Figure 3 – Filter screen and number of speakers, by the default the number of speakers is automatic |
The user can also choose the quality of the sub model to be used in the transcription process. This can impact the accuracy and speed of the transcription process, so users should choose the sub model that best fits their needs. By default the sub-model, if not chosen, will be the Medium. Once the parameters are set, the user can upload the audio or video file to be transcribed. The tool then begins the transcription process with the selected parameters.

Figure 4 – Submodel selection and upload file button
Users can also verify the status of the waiting queue to see which files are currently being transcribed, as well as which files are available for annotation. The waiting queue is a First In First Out (FIFO) kind of system, files are treated in the order they were received by the service. More than the number of files being treated, it also shows the status of the files. Processing is the file that is when the file is being transcribed, Queued are the status when the file is waiting to be treated, and converting is a local operation in the client side to convert the file in an understandable format, and strips only the audio part. For long videos, for example, that represents a significative decreasing in the size of the transferred data.

Figure 5 – Waiting queue with five audios, one being treated, three waiting to be transcribed and one being converted by the client before its transmission to the server.
The last button is linked to the visualisation of the saved data. It's important to note that any files saved for use as annotation data will be visible to all users who have access to the tool.

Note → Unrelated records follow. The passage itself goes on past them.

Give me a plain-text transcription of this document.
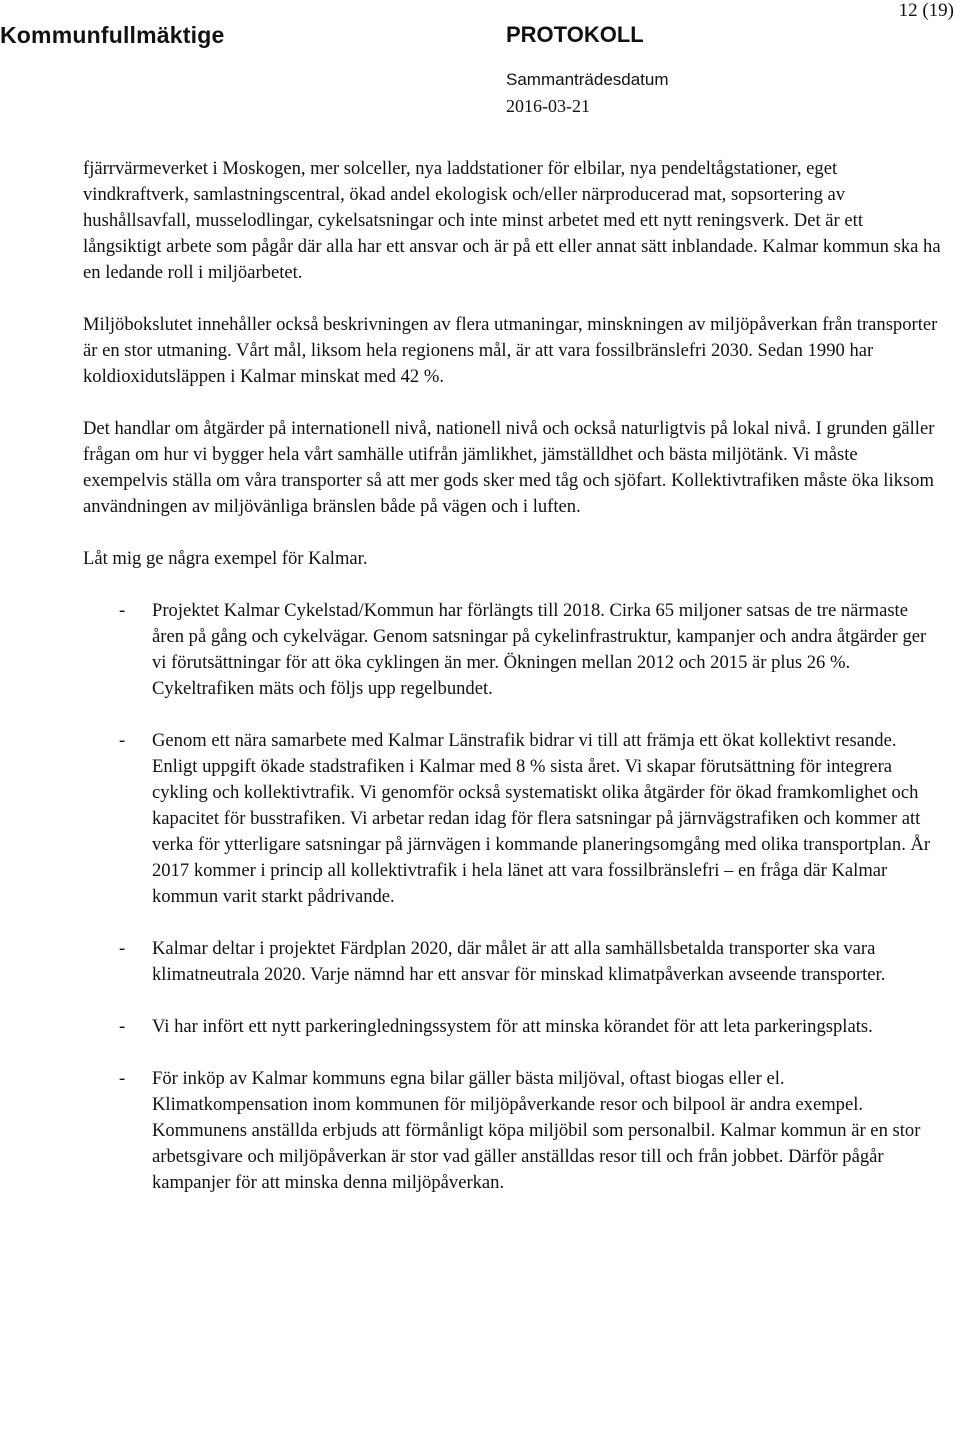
Kommunfullmäktige	PROTOKOLL
Sammanträdesdatum
2016-03-21
12 (19)

fjärrvärmeverket i Moskogen, mer solceller, nya laddstationer för elbilar, nya pendeltågstationer, eget vindkraftverk, samlastningscentral, ökad andel ekologisk och/eller närproducerad mat, sopsortering av hushållsavfall, musselodlingar, cykelsatsningar och inte minst arbetet med ett nytt reningsverk. Det är ett långsiktigt arbete som pågår där alla har ett ansvar och är på ett eller annat sätt inblandade. Kalmar kommun ska ha en ledande roll i miljöarbetet.

Miljöbokslutet innehåller också beskrivningen av flera utmaningar, minskningen av miljöpåverkan från transporter är en stor utmaning. Vårt mål, liksom hela regionens mål, är att vara fossilbränslefri 2030. Sedan 1990 har koldioxidutsläppen i Kalmar minskat med 42 %.

Det handlar om åtgärder på internationell nivå, nationell nivå och också naturligtvis på lokal nivå. I grunden gäller frågan om hur vi bygger hela vårt samhälle utifrån jämlikhet, jämställdhet och bästa miljötänk. Vi måste exempelvis ställa om våra transporter så att mer gods sker med tåg och sjöfart. Kollektivtrafiken måste öka liksom användningen av miljövänliga bränslen både på vägen och i luften.

Låt mig ge några exempel för Kalmar.

- Projektet Kalmar Cykelstad/Kommun har förlängts till 2018. Cirka 65 miljoner satsas de tre närmaste åren på gång och cykelvägar. Genom satsningar på cykelinfrastruktur, kampanjer och andra åtgärder ger vi förutsättningar för att öka cyklingen än mer. Ökningen mellan 2012 och 2015 är plus 26 %. Cykeltrafiken mäts och följs upp regelbundet.
- Genom ett nära samarbete med Kalmar Länstrafik bidrar vi till att främja ett ökat kollektivt resande. Enligt uppgift ökade stadstrafiken i Kalmar med 8 % sista året. Vi skapar förutsättning för integrera cykling och kollektivtrafik. Vi genomför också systematiskt olika åtgärder för ökad framkomlighet och kapacitet för busstrafiken. Vi arbetar redan idag för flera satsningar på järnvägstrafiken och kommer att verka för ytterligare satsningar på järnvägen i kommande planeringsomgång med olika transportplan. År 2017 kommer i princip all kollektivtrafik i hela länet att vara fossilbränslefri – en fråga där Kalmar kommun varit starkt pådrivande.
- Kalmar deltar i projektet Färdplan 2020, där målet är att alla samhällsbetalda transporter ska vara klimatneutrala 2020. Varje nämnd har ett ansvar för minskad klimatpåverkan avseende transporter.
- Vi har infört ett nytt parkeringledningssystem för att minska körandet för att leta parkeringsplats.
- För inköp av Kalmar kommuns egna bilar gäller bästa miljöval, oftast biogas eller el. Klimatkompensation inom kommunen för miljöpåverkande resor och bilpool är andra exempel. Kommunens anställda erbjuds att förmånligt köpa miljöbil som personalbil. Kalmar kommun är en stor arbetsgivare och miljöpåverkan är stor vad gäller anställdas resor till och från jobbet. Därför pågår kampanjer för att minska denna miljöpåverkan.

This can help improve the accuracy and quality of the transcription models by allowing multiple users to annotate and train the models. However, it must be used with discretion, it is not supposed to be used for confidential files.
After the file is treated the transcription screen is presented to the user. This screen is the most important screen of the tool as it presents the results of the transcription and enables the user to listen to the audio, verify the transcription, correct the models mistakes and download the results. Fron the top down, it presents a menu for file related manipulations, and the wave format just below. After that the audio/video controls to play and stop the audio/video file and the transcription edition window. After the transcription is presented with the indications of the speakers, the time and the text that was spoken.

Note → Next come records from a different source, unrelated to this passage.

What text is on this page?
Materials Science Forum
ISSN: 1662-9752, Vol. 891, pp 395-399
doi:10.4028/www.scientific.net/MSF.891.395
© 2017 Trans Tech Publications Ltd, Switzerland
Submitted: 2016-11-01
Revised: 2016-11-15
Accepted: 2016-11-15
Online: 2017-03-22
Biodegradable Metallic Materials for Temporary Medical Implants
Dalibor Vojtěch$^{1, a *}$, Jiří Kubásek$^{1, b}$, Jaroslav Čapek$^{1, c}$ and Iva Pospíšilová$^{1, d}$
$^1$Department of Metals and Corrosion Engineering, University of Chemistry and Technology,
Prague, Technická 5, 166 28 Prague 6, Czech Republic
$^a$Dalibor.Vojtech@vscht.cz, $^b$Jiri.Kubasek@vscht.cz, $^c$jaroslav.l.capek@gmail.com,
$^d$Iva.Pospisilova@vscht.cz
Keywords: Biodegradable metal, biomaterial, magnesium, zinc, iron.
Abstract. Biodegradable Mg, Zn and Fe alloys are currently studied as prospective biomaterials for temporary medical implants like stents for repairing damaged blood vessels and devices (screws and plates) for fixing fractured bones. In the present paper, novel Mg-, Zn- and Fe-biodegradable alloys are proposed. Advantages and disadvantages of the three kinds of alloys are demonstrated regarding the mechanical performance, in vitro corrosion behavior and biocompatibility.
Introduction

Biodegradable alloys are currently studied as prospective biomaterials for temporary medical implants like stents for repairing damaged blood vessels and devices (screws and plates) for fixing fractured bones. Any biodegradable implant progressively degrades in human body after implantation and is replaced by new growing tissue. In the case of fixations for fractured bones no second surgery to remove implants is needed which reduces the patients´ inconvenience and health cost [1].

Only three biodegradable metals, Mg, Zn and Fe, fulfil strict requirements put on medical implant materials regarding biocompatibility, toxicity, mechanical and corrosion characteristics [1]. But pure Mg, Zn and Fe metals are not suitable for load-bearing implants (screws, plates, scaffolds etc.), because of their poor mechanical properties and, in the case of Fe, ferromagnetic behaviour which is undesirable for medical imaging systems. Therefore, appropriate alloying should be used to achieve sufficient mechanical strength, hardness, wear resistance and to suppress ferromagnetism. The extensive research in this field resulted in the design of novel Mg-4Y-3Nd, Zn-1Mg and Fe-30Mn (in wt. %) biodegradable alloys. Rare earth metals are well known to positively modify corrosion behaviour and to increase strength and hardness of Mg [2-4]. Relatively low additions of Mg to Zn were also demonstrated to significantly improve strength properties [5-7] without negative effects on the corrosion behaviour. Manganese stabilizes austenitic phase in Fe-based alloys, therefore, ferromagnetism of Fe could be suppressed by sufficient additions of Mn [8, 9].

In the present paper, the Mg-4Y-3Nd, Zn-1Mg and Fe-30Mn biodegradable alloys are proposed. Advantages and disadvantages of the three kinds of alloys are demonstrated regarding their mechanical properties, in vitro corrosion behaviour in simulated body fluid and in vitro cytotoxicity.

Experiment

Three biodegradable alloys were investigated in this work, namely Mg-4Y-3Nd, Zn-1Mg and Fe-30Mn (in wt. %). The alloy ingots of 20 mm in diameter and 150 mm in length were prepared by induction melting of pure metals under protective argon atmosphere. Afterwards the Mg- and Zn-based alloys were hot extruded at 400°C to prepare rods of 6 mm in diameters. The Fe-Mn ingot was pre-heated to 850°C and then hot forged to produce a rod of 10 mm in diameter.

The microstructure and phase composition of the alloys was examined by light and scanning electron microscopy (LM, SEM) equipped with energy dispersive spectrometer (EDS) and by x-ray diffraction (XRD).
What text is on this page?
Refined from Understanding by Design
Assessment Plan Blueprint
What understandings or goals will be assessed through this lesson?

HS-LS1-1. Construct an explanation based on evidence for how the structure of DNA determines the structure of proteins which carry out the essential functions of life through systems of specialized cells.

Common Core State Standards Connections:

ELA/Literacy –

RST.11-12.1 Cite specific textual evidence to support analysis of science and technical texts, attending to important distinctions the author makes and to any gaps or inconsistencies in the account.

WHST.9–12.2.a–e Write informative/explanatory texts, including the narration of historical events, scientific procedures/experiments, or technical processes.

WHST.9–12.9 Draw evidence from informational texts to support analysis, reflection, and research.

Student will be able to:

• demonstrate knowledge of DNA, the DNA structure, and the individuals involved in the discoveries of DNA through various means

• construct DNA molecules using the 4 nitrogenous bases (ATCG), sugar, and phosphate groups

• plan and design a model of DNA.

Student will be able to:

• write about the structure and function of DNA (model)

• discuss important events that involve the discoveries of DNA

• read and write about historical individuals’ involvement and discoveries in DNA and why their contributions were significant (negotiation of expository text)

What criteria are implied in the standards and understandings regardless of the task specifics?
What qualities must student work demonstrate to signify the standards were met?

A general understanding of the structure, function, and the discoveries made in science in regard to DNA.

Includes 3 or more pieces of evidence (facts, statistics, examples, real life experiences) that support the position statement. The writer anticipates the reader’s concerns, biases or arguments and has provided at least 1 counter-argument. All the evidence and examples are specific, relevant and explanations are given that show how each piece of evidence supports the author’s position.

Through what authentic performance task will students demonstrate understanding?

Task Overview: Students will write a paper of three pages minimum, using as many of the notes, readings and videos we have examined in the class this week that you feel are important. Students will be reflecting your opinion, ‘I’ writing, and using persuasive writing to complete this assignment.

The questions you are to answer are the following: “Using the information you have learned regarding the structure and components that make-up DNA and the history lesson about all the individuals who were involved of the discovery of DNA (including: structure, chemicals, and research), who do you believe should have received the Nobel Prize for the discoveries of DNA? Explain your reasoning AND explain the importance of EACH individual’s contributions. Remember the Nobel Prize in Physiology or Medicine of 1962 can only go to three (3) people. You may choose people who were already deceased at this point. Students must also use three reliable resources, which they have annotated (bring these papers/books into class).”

Figure 6 – Transcription screen
In the top menu, the download transcription combo box allows users to download the transcriptions in three different formats, text, .str json and csv. The first format is indicated for copy and past over reports etc. The second is to generate subtitles for the video you uploaded and the two other formats are useful as data formats for post treatment.

Figure 7 – Download transcription options
Not always the user may be proficient over the audio that was transcribed. It can be convenient to translate the audio in our own language. We added in the tool the possibility of translating the transcribed text. The translation is made phrase by phase, so it is possible that part of the context to be missed. The intention is not to give a court proof translation. The intention is, in a best effort way, give the users and idea of what is being said when they do not speak the target language. Please note the translation tool has to be installed on the machine and the .env file of the front-end has to be configured accordingly.